A-Team Insight Blogs

The Lexicon is Dead – Time to Reboot

19 March 2021

Subscribe to our newsletter

By Matt Storey, Chief Product Officer, SteelEye.

For years now, surveillance of regulated employees at financial services firms has relied on the lexicon, a piece of technology that scans staff for specific words or sequences of words that could be associated with an act of market abuse or misconduct. For example, a firm might have a lexicon watch for the word ‘secret’ as it might be indicative of a person who is sharing information they should not be.

Over time, the lexicon has become regarded as an essential compliance tool that is frustrating to use, in part because the technology used often generates a high number of inaccurate results (false positives) and hasn’t been updated for many years, despite advances in how and where we communicate.

Despite its flaws, the lexicon remains a powerful tool for identifying misconduct and signs of market abuse and will always have an important role to play in compliance. However, what is being used today is not fit for purpose. It is time to reinvent it.

New communications channels and evolving language

Communication channels are constantly changing, and new platforms pose a big risk for firms’ compliance teams as they represent new places where regulated employees can hold unmonitored conversations. For example, despite the policies many financial firms have which ban the use of WhatsApp, traders are still able to communicate illicitly on this channel. Also, preferred channels can change rapidly, with use of Signal increasing after Elon Musk advocated that people switch from WhatsApp to this growing communications channel.

Compliance teams need to either capture the communications on these channels or flag the intent to communicate on unauthorised channels. However, most of lexicons are rigid and inflexible and do not allow for regular updates. This means that firms are unable to set up searches for communications such as ‘let’s speak on WhatsApp’ because the word ‘WhatsApp’ simply hasn’t been added to the lexicon dictionary.

Language has also changed. On instant messaging platforms we often abbreviate. ‘I will’ becomes ‘I’ll’ or simply ‘ill’. ‘Tomorrow’ becomes ‘tmr’ or ‘tomoz’. Yet most lexicons today only accept the full, correct or even British (as opposed to American) spelling of words, meaning that firms are likely to miss key signals of risk.

Understanding a wider context

Another key issue that limits the effectiveness of legacy lexicons is that they do not consider context. Take for example someone writing ‘let’s split it’. If this is in relation to a client account this should create a flag, but if two colleagues are talking about the lunch bill, it should not.

Because most lexicons today can’t distinguish between these types of situations, firms are often forced to limit themselves to only a small number of search terms to ensure they can manage the workload. This is a significant problem as these firms could be missing key signs of market abuse by not including enough words in their lexicon-based alerts.

There are of course the firms with larger teams that decide to add more phrases, but these compliance departments often find themselves overwhelmed with alert volumes – struggling to determine the genuine risks from the false positives, such as the lunch example above.
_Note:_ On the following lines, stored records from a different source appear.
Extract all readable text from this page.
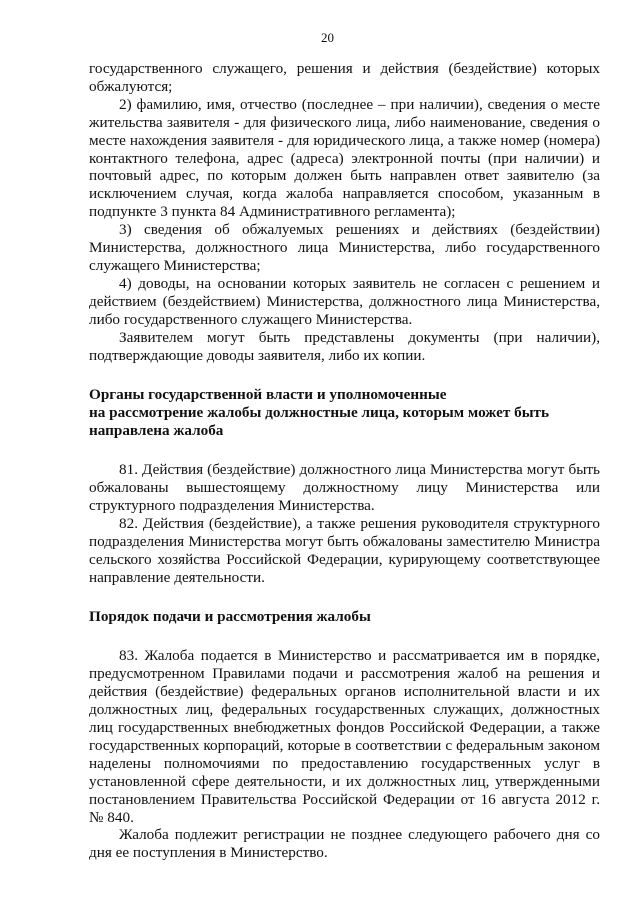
20

государственного служащего, решения и действия (бездействие) которых обжалуются;

2) фамилию, имя, отчество (последнее – при наличии), сведения о месте жительства заявителя - для физического лица, либо наименование, сведения о месте нахождения заявителя - для юридического лица, а также номер (номера) контактного телефона, адрес (адреса) электронной почты (при наличии) и почтовый адрес, по которым должен быть направлен ответ заявителю (за исключением случая, когда жалоба направляется способом, указанным в подпункте 3 пункта 84 Административного регламента);

3) сведения об обжалуемых решениях и действиях (бездействии) Министерства, должностного лица Министерства, либо государственного служащего Министерства;

4) доводы, на основании которых заявитель не согласен с решением и действием (бездействием) Министерства, должностного лица Министерства, либо государственного служащего Министерства.

Заявителем могут быть представлены документы (при наличии), подтверждающие доводы заявителя, либо их копии.

Органы государственной власти и уполномоченные

на рассмотрение жалобы должностные лица, которым может быть

направлена жалоба

81. Действия (бездействие) должностного лица Министерства могут быть обжалованы вышестоящему должностному лицу Министерства или структурного подразделения Министерства.

82. Действия (бездействие), а также решения руководителя структурного подразделения Министерства могут быть обжалованы заместителю Министра сельского хозяйства Российской Федерации, курирующему соответствующее направление деятельности.

Порядок подачи и рассмотрения жалобы

83. Жалоба подается в Министерство и рассматривается им в порядке, предусмотренном Правилами подачи и рассмотрения жалоб на решения и действия (бездействие) федеральных органов исполнительной власти и их должностных лиц, федеральных государственных служащих, должностных лиц государственных внебюджетных фондов Российской Федерации, а также государственных корпораций, которые в соответствии с федеральным законом наделены полномочиями по предоставлению государственных услуг в установленной сфере деятельности, и их должностных лиц, утвержденными постановлением Правительства Российской Федерации от 16 августа 2012 г. № 840.

Жалоба подлежит регистрации не позднее следующего рабочего дня со дня ее поступления в Министерство.
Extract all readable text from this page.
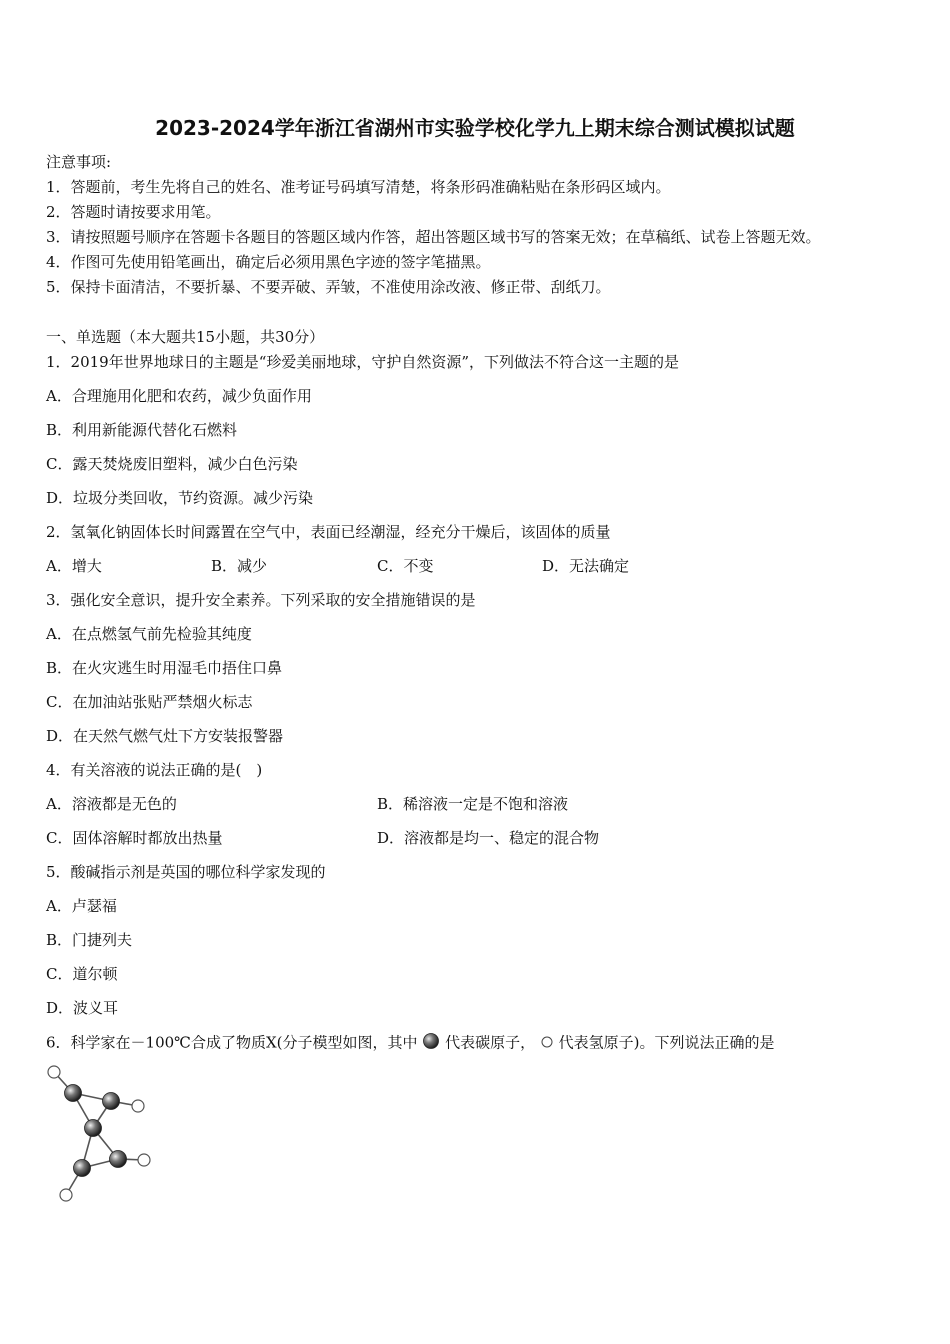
2023-2024学年浙江省湖州市实验学校化学九上期末综合测试模拟试题
注意事项:
1．答题前，考生先将自己的姓名、准考证号码填写清楚，将条形码准确粘贴在条形码区域内。
2．答题时请按要求用笔。
3．请按照题号顺序在答题卡各题目的答题区域内作答，超出答题区域书写的答案无效；在草稿纸、试卷上答题无效。
4．作图可先使用铅笔画出，确定后必须用黑色字迹的签字笔描黑。
5．保持卡面清洁，不要折暴、不要弄破、弄皱，不准使用涂改液、修正带、刮纸刀。
一、单选题（本大题共15小题，共30分）
1．2019年世界地球日的主题是“珍爱美丽地球，守护自然资源”，下列做法不符合这一主题的是
A．合理施用化肥和农药，减少负面作用
B．利用新能源代替化石燃料
C．露天焚烧废旧塑料，减少白色污染
D．垃圾分类回收，节约资源。减少污染
2．氢氧化钠固体长时间露置在空气中，表面已经潮湿，经充分干燥后，该固体的质量
A．增大	B．减少	C．不变	D．无法确定
3．强化安全意识，提升安全素养。下列采取的安全措施错误的是
A．在点燃氢气前先检验其纯度
B．在火灾逃生时用湿毛巾捂住口鼻
C．在加油站张贴严禁烟火标志
D．在天然气燃气灶下方安装报警器
4．有关溶液的说法正确的是(　)
A．溶液都是无色的	B．稀溶液一定是不饱和溶液
C．固体溶解时都放出热量	D．溶液都是均一、稳定的混合物
5．酸碱指示剂是英国的哪位科学家发现的
A．卢瑟福
B．门捷列夫
C．道尔顿
D．波义耳
6．科学家在－100℃合成了物质X(分子模型如图，其中 代表碳原子， 代表氢原子)。下列说法正确的是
Firms need to link the language used with the intent by understanding the wider context of how a word has been applied.

A new approach

The industry needs a lexicon that can be adjusted in line with changes in how we communicate – capturing all iterations of words, colloquialisms, sentences, and how different people talk on different platforms. However, it is important to note that any communications surveillance system built around a lexicon needs to have advanced change controls and allow users to only roll out updates once they have evaluated the impact on their compliance programme.

Context is also vital to understand the intent behind a communication, as it enables analysis of what was said around a flagged word.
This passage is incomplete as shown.